OP, I'm so sorry to read what you are having to go through at the moment. If you feel like you want a bit more time to think everything through, how would you feel about postponing your appointment slightly? If I read correctly, you can't have the type of procedure you'd hoped to as you'd already be too far along for it by the time they fit you in. In that sense, could you give it a little longer?
You are evidently a very kind and thoughtful person and, to be honest, I think you are wasted on your DP.
If you decide that you can't have this baby for the reasons you've mentioned, but this experience has made you realise you do want the chance to have a child, I'd ditch the DP and take steps to make that more likely! I agree with PPs that he's not going to change his mind on this matter, regardless of what he's saying now to try and keep you. In fact, based on what you've written I really think you might be much happier without him, child or not. I can imagine it is quite eye-opening to see what his reaction to your pregnancy has been, and perhaps you will feel you can't look at him the same way anymore.
It would clearly be exceptionally difficult for you to have the baby alone lack of nearby or family support, the issue of your commute, etc and you also say you had always decided you would not bring up a baby alone, based on your own experiences growing up. Just to say, don't feel you have to stick to a theoretical decision you made before. You are pregnant now, and say this may well be the only opportunity you will get to have a baby. If your previous thinking still holds true that's fine, but it's also ok to say, "I know I said I'd never do this, but now I'm in the situation I feel differently..." And if you were split up before the baby arrived, it wouldn't have had to deal with a break-up or be a child from a broken home in the same sense: its home would always have been with you. Or, supposing you did not break up now but did further down the line, you would be extra mindful of not making your child go through the same things you did (being party to parents' hatred of one another). There's a website and charity called "Gingerbread" which I found helpful for working through issues likely to come up as a single parent.
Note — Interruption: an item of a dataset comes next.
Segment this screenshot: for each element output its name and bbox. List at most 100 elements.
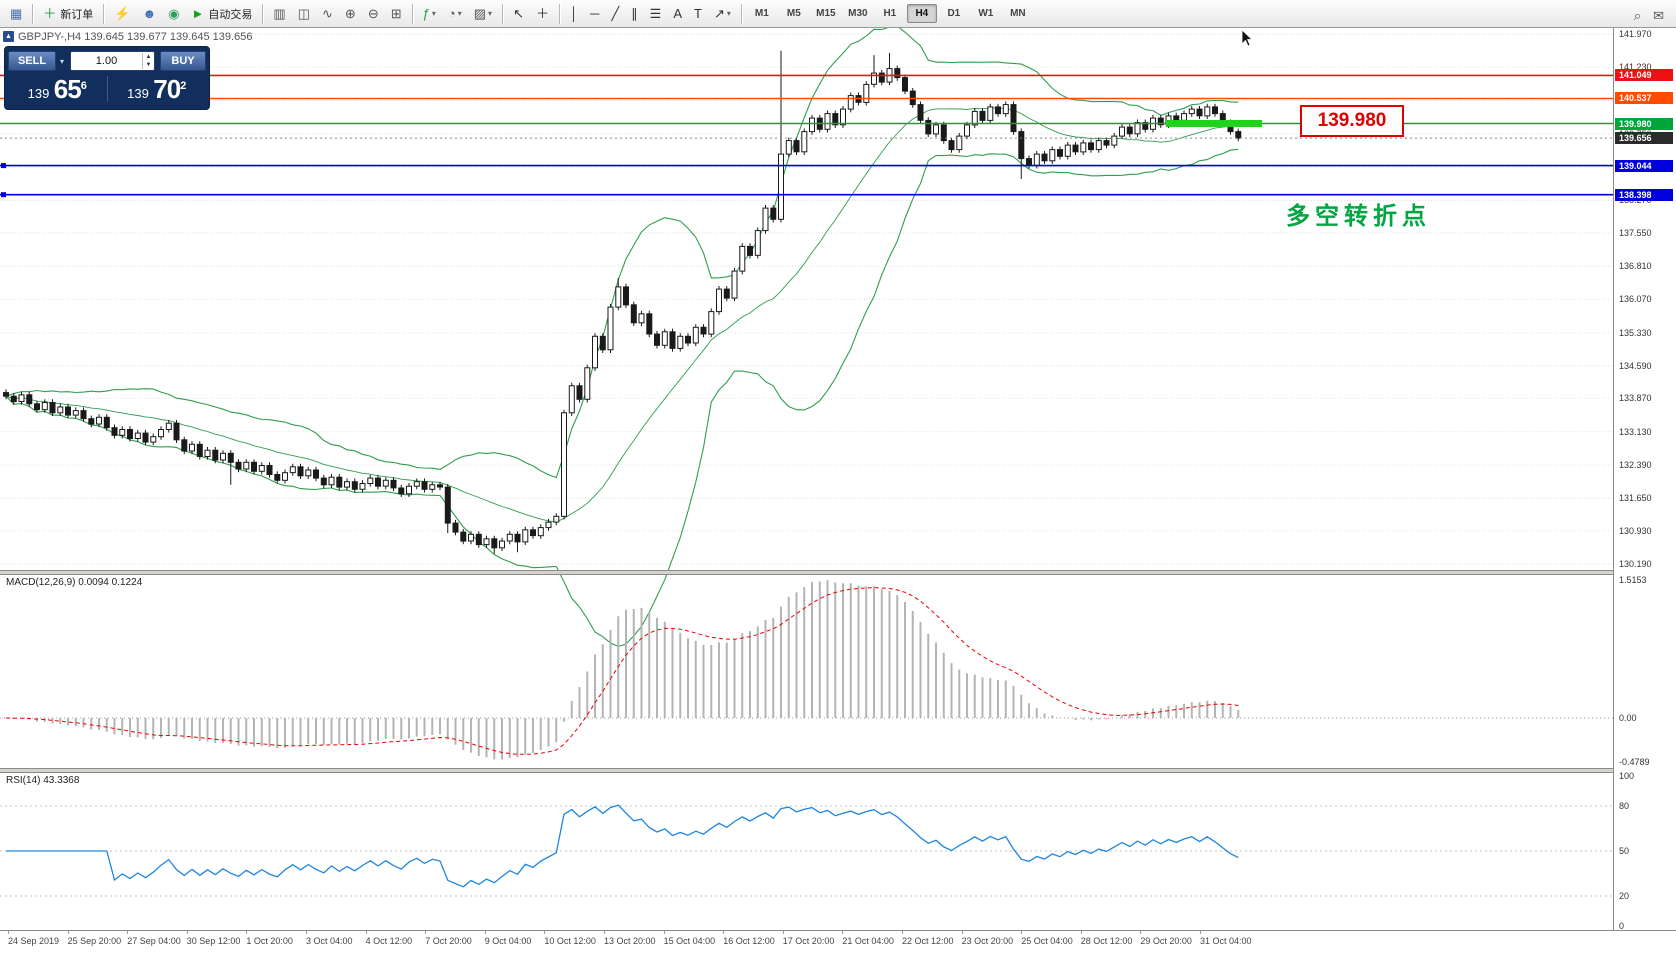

And ultimately there would be ways to make it work alone: for instance, you could quit your job after going on maternity leave, relocate to a cheaper city where there would be better job prospects without the commute but with affordable rent, go to university and retrain. Maternity Allowance/Pay and possibly Universal Credit would be enough to scrape by on. At least it would be something you might want to look into. Granted, it would be a matter of uprooting your entire life and expectations for the sake of this baby, but if you have decided you want this baby (or even that you just don't want to not have it) that's reason enough.
I left my (abusive) ex during my pregnancy, moved to the other side of the country soon after baby was born, quit job etc, and am so relieved I have kept the baby. For me, it's been harder than I could have imagined but worth it a thousand times over.
This isn't meaning to persuade you to keep the baby, though. Just to give yourself time to think, and suggesting that there might be workable ways to keep the baby if you feel overall that's what you'd rather do, and that if you can give yourself enough time to think first then I hope you'll feel more at peace in years to come that whichever decision you did make was the right one for you.